Último día buceo. El día ha amanecido genial pero según pasan las horas ha ido soplando el viento... Aun así nos hemos ido preparando en el centro y a las 7 estábamos ya rumbo a la zodiac.
Mira que había amanecido bien pues para cuando íbamos a salir el mar ya estaba bien levantado. Encima hoy la marea estaba más baja y ha sido el día que más difícil ha sido salir del río. Íbamos tres barcos. En nuestro barco solo 5 buzos. Los barcos se quedan haciendo cola protegidos del mar. Cuando ha salido el primero el segundo se ha puesto en su lugar y nosotros tras él observando la maniobra. En cuanto el segundo barco se ha animado a salir una ola le ha pegado en todo el costado que por un momento parecía que la zodiac iba a volcar. Nuestro patrón se ha echado las manos a la cabeza. El segundo barco tras el golpetazo del mar se ha dado media vuelta para intentarlo más tarde, así que se ha puesto detrás nuestra para que fuéramos nosotros delante. Aquí a los patrones les llaman "Skippers" que viene a ser "saltadores", y es que les viene al pelo. Nuestro patrón ha situado el barco en donde rompían las olas, y con pequeños movimientos de los mandos ha ido situándose hasta ver el momento, en ese momento acelera y se pone en paralelo a las olas hasta encontrar el momento exacto para seguir avanzado, así hasta conseguir superar la rompiente. Superada la rompiente y con los chalecos salvavidas ya quitados, ponemos rumbo al arrecife.

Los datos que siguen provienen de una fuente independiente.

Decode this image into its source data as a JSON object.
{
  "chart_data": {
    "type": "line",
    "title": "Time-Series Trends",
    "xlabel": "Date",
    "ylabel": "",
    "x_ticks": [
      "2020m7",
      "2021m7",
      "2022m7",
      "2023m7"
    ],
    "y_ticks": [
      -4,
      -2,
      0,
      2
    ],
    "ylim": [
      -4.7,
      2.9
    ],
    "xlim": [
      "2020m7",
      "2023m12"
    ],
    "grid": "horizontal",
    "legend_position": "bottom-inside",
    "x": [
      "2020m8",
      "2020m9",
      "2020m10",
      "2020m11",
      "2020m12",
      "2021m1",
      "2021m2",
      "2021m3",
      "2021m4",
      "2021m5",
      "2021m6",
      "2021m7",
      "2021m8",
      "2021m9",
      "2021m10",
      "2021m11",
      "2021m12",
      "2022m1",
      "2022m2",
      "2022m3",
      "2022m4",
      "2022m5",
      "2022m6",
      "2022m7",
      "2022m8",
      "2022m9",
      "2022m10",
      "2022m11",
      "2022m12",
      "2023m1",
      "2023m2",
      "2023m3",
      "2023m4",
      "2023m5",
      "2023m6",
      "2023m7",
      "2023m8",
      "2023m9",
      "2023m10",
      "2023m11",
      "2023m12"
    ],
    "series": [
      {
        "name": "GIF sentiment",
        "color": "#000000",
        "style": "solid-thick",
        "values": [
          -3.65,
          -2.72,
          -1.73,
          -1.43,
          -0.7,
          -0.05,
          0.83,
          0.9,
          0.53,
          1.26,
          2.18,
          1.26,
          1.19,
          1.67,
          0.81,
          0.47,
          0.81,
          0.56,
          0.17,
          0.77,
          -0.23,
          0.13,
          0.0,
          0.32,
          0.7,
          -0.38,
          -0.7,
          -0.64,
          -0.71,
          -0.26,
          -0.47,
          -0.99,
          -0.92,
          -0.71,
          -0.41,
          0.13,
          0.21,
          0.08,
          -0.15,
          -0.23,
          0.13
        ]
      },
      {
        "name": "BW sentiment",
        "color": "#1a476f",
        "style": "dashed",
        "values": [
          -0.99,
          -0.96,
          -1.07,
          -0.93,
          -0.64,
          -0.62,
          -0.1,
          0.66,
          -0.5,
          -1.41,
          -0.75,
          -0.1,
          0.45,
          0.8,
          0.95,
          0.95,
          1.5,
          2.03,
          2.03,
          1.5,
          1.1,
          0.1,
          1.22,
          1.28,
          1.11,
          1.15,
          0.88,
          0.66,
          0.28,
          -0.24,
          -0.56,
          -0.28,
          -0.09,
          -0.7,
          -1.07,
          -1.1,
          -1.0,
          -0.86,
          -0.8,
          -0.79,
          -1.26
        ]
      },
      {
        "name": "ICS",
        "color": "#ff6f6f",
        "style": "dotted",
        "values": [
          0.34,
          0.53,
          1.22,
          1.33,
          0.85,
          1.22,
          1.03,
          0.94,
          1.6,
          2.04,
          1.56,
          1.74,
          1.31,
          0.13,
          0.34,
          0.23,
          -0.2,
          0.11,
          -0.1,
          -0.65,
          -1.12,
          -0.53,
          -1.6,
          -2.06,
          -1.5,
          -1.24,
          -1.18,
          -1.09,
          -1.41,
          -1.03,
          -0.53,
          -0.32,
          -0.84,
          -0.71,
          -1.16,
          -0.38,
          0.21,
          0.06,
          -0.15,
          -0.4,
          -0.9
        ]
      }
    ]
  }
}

Hoy hacemos otro lado del punto que llaman la catedral. El comienzo del buceo ha sido muy bueno. Una especie de arco con sus raggies, dos chuchos y un mero potato. Tras estar un rato ahí hemos puesto rumbo a un arenal y hemos ido siguiendo la línea del arrecife con el arenal a la derecha durante un buen rato. Cuando el buceo comenzaba a hacerse aburrido ha llegado lo que sería el broche final a la aventura índica. Comienzo a oír delfines pero no débilmente como otros días, si no claramente. El guía se gira y nos indica que los está escuchando también, seguimos avanzando cuando veo que el guía nos señala a la derecha como un descosido al tiempo que veo un delfín que nos pasa por delante y tras él un grupo de 7/8 delfines todos juntos pasando delante nuestra mientras sus clics nos rodeaban por todas partes. Habrán sido 30 segundos el tiempo que hemos estado con ellos pero esos 30 segundos valen más que cualquier buceo con cebo... Después el guía nos explicaría que el que nos ha pasado cerca y fuera del grupo era el macho comprobando qué somos y que detrás va junta toda manada de delfines. Al momento de perderlos de vista seguimos buscando y pasados unos minutos hacemos la parada de seguridad rodeados del sonido de los delfines. Al salir del agua todos contentos de la alegría que nos acabábamos de llevar. Eso sí el mar estaba aún peor que al entrar. Por momentos la ola nos subía hasta tal punto que veíamos la zodiac abajo para seguidamente deja de verla. Aparecer en un mar así da un subidón de adrenalina que cuando el barco consigue acercarse sacas fuerza para quitarte el equipo y subir en menos de un minuto. La idea era hacer un segundo buceo pero con el estado de la mar se ha acercado el otro barco y han cancelado el segundo buceo. Tras la guinda de los delfines poco nos ha importado, un final épico vale por dos.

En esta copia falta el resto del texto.